Who supports the Taliban?


Everyone would be relieved if they took power and run Afghanistan with an iron fist

Olivier Roy

Professor at the European University Institute in Florence and specialist in Afghanistan

Pakistani intelligence and action services have supported the Taliban for twenty-five years now. They sponsored their rise to power in 1994, when Mullah Omar structured the movement, by inviting the American ambassador to Islamabad, their capital, but also to Afghanistan – when it was not at home – to show them what what were the Taliban, that is to say “law and order”. Things really changed in 2001 with September 11. The Taliban lost their international support, but they were able to take refuge in Pakistan where they were never hunted down.

For Pakistanis, the conflict with Afghanistan dates from the very creation of the country. The Pakistanis concluded during the 1979 war against the Soviets that it was in their best interests to have a Pashtun Islamic government in Kabul. On the one hand, because they have a large Pashtun population at home. On the other hand, because an Islamic government in Kabul would never raise the issue of the great Pashtunistan. The Taliban today have very little heavy artillery. They take their weapons from the Afghan army and still have a stock of weapons left by the Soviets: you can buy a Kalashnikov for 50 € there.

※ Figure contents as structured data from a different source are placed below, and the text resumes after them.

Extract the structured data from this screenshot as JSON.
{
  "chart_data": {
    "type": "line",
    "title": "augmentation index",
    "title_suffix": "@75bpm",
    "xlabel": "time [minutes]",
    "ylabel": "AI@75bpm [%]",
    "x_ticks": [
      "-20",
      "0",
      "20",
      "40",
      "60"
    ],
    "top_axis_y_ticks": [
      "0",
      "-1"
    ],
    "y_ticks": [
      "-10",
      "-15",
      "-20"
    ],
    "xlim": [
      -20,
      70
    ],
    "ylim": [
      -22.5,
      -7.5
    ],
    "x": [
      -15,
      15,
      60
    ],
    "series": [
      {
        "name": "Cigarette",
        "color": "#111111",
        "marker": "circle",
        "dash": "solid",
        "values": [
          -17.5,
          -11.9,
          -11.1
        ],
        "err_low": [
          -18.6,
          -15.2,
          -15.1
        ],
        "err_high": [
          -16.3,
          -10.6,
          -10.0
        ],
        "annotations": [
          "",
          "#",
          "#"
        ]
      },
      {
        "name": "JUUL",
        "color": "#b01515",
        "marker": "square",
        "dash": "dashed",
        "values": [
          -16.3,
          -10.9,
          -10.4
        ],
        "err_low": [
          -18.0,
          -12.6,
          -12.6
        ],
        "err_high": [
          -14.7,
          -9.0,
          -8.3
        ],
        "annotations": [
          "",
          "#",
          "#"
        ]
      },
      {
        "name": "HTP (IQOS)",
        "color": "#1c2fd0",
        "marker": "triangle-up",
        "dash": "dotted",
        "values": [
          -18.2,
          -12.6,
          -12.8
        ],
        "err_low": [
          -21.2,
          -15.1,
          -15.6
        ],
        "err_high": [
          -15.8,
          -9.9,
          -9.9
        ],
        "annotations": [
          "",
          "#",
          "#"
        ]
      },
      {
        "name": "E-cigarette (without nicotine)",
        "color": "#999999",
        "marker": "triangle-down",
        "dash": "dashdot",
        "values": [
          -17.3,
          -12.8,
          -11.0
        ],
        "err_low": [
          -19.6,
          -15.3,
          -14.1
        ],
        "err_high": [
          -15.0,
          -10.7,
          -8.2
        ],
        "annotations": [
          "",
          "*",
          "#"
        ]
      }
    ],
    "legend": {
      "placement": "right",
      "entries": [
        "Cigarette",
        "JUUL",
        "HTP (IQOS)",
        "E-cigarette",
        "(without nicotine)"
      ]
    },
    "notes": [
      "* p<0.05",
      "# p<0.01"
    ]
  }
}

The Iranians are negotiating with the Taliban, but that doesn’t mean they support them. They remember the massacre of their diplomats in 1998 (this is why they asked them on August 13, “to ensure the total security” of their diplomats in Herat after the fall of the city, editor’s note). They just want to be sure that the Afghan Shiites will not be massacred. Likewise, China primarily cares that there is no support for the Uyghurs. As for the Russians, they speak with the Taliban because they are worried. They want to secure the border between Afghanistan and Central Asia.

In this country at war for forty years, it is the same leaders or their sons who are at the helm of the Taliban. When they held the country between 1996 and 2001, they always respected borders and opened embassies. They will restore Sharia law in Afghanistan but will not enter into global jihadism. Basically, everyone would be relieved if they took power and run Afghanistan with an iron fist. But it remains a bet. The question is whether they will be able to control the whole country. They have a certain popularity in the countryside – which is why there were hardly any battles. But we forget that the Taliban are challenged internally by groups that identify with the Islamic State.